We dig you now, you who stretch downward, in order to make the hairs firm.
Make the old ones firm; cause to be born those which are
still unborn, and make those which have been born grow longer.
That hair of yours which falls out, and that which is
cut off with its roots still attached—
This now I sprinkle with the all-healing herb! (Atharvaveda 6.136)
The posited efficacy of this cure rests on the alloformic relation of hair and plants. Plants were taken to be nothing other than an alternative form for the same matter also present in hair, and the knowledgeable priest could ritually transform this matter back into hair when the need arose. Traces of this ideology and ritual persist today in the enduring popularity of herbal shampoos, conditioners, and hair tonics.
The same physiological views that gave rise to such cures for baldness inform more serious questions of life and death, for at death, bodily matter was taken to be transformed into its macrocosmic counterparts, again in repetition of cosmogonic events. Witness this Middle Persian text:
There are five collectors, receptacles of the corporeal substance of those who have died. One is the earth, which is the keeper of flesh and bone and sinew. The second is water, which is the keeper of blood. The third is the plants, preservers of bodily hair and the hair of the head. The fourth is light, the recipient of fire. Last is the wind, which is the life-breath of creatures at the time of the Renovation. (Zadspram 34.3–7)
The Renovation (Frashokereti) referred to in the last line of this passage is the eschaton, the moment of world renewal and final purification. The reference is a pointed one, for among the culminating events of this end time is the resurrection (Pahl., ristāxēz ) of the dead, a process that reverses that of death, taking matter from its macrocosmic incarnation and restoring it to bodily existence; this is spelled out in another Middle Persian source, which states that in order to accomplish the resurrection "Ohrmazd [the Wise Lord] summons bone from the earth, blood from the water, hair from the plants, and life-breath from the wind" (Pahlavi Rivāyat accompanying Dādistān i dīnīg 48.55).
If death repeats the cosmogony of this system, it is also apparent that resurrection repeats the anthropogony. Bodily incarnation is but one phase of an eternal existence, in which the same material substance moves from body to cosmos to body to cosmos ad infinitum, death and (re)birth being but moments of transition. Knowledge of the body thus amounts to knowledge of the universe, from which it is inseparable and of which it is the counterpart. Moreover, reverence for one amounts to reverence for the other.
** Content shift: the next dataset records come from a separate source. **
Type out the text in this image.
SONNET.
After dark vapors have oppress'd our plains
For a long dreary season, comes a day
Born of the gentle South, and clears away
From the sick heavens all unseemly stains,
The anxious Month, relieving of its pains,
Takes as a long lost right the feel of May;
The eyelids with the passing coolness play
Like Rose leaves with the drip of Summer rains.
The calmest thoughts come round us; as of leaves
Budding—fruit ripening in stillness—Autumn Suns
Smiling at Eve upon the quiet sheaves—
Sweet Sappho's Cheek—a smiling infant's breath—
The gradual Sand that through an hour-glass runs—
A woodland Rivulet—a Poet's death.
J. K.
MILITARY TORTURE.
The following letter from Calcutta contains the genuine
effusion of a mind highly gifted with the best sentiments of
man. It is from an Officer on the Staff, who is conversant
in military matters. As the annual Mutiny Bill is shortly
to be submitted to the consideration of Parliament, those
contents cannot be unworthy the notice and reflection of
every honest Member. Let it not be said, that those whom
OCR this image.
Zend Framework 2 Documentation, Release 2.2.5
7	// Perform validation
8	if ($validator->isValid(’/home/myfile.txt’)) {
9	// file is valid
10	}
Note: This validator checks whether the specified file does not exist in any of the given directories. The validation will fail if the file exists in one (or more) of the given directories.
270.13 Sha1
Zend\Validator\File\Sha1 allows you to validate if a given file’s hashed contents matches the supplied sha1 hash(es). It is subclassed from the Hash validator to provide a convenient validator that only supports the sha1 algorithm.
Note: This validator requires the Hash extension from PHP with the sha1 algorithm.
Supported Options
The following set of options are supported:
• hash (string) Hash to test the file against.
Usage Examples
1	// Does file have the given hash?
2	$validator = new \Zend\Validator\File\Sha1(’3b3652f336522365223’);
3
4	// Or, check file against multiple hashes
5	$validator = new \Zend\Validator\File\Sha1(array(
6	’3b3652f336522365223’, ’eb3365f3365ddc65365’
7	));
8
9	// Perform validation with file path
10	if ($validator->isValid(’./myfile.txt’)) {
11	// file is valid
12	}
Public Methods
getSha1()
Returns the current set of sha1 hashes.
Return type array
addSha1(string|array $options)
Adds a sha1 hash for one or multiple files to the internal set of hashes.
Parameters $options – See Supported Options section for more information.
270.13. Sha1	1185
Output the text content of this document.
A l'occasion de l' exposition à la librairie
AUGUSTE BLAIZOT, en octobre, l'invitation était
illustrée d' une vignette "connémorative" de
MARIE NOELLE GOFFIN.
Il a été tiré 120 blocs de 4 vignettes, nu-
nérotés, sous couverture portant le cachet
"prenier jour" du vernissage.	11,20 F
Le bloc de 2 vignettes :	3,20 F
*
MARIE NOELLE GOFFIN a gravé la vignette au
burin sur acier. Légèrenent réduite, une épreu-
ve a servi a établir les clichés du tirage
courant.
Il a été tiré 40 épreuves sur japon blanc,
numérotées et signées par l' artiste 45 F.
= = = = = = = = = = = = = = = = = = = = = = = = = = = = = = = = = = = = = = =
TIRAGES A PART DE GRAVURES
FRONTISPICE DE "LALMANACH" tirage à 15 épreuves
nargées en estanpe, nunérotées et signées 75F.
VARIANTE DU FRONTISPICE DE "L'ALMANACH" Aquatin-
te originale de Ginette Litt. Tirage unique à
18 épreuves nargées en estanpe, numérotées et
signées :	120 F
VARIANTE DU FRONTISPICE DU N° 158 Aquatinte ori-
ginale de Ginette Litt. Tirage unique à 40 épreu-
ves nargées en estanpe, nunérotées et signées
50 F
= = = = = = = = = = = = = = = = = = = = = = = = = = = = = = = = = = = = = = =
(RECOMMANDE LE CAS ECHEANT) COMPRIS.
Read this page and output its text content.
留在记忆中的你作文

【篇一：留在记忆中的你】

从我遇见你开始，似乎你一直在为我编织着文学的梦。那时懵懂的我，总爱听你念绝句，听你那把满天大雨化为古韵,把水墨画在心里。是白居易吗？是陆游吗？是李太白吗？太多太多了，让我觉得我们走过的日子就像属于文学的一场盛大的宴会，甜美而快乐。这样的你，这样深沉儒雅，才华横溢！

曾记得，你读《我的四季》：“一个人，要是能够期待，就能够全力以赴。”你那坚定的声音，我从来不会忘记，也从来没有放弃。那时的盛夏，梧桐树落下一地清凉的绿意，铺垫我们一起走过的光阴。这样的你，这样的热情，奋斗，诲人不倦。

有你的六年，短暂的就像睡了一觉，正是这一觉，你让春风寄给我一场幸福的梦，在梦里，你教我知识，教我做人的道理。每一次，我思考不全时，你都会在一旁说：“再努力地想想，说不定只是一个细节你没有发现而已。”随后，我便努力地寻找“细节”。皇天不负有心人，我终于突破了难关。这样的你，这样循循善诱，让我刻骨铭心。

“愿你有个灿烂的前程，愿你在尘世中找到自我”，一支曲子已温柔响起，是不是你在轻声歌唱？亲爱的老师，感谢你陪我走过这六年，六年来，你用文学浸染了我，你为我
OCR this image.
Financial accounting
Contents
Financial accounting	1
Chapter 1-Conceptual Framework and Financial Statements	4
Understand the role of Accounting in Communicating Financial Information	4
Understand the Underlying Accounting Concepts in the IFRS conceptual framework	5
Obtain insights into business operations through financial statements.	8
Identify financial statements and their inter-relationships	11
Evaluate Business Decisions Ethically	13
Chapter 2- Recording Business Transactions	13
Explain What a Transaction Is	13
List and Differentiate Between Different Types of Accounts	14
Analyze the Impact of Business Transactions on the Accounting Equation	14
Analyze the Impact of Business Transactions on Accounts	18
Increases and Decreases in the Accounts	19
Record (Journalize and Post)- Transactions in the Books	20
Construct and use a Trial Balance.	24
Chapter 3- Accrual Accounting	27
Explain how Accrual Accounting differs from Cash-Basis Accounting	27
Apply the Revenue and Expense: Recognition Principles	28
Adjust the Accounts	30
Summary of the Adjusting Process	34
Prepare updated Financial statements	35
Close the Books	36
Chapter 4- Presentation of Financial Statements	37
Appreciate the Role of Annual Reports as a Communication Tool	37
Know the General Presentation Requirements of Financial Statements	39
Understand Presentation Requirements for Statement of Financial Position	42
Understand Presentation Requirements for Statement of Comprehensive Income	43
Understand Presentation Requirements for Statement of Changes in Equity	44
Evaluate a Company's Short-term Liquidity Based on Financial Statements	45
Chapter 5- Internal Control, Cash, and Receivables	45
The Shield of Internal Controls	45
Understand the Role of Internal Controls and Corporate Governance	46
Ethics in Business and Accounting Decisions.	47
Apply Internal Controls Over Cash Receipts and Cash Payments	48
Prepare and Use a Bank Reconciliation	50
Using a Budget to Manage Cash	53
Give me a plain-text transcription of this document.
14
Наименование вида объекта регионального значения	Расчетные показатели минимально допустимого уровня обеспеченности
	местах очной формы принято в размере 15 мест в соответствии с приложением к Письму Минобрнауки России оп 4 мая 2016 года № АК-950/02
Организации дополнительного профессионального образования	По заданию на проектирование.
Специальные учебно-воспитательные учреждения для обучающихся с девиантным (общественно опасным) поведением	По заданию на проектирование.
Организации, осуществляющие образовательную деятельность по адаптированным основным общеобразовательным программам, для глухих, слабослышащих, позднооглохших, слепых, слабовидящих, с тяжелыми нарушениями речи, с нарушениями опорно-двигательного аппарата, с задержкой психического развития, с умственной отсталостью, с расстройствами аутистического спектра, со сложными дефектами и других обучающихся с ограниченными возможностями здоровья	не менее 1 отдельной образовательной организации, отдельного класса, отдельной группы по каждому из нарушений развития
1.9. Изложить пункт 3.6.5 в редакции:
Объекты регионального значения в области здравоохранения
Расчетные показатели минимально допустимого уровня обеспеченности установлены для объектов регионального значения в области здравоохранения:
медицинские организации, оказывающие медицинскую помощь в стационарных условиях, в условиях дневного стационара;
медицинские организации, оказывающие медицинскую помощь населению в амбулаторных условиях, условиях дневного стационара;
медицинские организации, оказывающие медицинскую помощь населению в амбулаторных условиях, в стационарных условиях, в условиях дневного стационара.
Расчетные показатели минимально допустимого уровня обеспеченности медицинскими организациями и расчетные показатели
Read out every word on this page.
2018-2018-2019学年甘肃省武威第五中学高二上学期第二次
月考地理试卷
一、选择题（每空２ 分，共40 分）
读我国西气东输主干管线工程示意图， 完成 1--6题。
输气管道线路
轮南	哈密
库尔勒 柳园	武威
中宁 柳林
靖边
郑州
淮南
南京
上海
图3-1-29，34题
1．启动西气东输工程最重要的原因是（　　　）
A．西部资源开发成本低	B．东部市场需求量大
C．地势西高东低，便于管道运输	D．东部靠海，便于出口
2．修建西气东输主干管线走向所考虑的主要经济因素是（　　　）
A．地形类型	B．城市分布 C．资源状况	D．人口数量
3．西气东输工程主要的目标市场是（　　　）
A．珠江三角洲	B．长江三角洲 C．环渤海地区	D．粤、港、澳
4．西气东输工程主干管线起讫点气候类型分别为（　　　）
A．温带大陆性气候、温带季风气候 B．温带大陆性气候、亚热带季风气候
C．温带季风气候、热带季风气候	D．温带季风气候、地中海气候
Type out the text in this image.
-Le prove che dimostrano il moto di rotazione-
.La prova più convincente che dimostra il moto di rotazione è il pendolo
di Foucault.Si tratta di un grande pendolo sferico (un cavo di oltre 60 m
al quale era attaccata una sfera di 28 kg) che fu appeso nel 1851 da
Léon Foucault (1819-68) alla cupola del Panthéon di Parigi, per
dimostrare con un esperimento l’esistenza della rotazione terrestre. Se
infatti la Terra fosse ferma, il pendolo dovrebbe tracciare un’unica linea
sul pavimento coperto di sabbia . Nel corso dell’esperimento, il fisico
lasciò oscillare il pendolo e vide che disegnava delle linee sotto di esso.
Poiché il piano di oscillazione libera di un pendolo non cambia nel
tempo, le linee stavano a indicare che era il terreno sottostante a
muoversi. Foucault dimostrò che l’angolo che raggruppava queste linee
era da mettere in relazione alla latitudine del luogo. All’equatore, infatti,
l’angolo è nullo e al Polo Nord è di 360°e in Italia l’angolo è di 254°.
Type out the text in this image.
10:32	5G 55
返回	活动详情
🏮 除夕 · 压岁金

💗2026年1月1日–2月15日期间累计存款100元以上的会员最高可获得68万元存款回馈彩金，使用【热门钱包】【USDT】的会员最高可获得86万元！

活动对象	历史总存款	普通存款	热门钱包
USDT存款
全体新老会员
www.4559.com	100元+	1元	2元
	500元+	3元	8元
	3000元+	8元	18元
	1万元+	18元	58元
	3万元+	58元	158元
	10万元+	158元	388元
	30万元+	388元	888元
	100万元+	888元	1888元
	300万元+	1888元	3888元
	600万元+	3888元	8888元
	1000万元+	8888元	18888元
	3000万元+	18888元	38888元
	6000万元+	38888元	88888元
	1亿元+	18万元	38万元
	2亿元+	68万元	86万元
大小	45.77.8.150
In presenting these two systems—body-soul dualism and homology of microcosm and macrocosm—we have focused on attitudes toward and analyses of the origin, nature, and destiny of the body: on the material body as a topic for speculation. But one must also consider the body as a metaphor and a means of communication, for in addition to its being a topic for thought, the body is also a medium for expression. Highly visible to others, the body is something social as well as material, something that does not simply exist but acts and speaks as well. Displayed, viewed, commented upon, criticized, and interpreted, bodies provide powerful vehicles for the discussion of cultural norms and values.
Among the Navajo of the American Southwest, for example, central cultural values are elegantly summarized within the multiple usages of the term hózhǫ́, the semantic range of which spans social norms and etiquette, health and healing, ethics, religion, and aesthetics. Usually translated "beauty," hózhǫ́ denotes something considerably broader than its English equivalent, referring specifically to a state of order, harmony, dynamic balance, and well-being—in short, all that is desirable and makes life pleasant, stable, interesting, and worthwhile. Yet the translation "beauty" is more a condensation than an oversimplification, for it is possession of these qualities that, according to the Navajo, makes and marks anything as beautiful.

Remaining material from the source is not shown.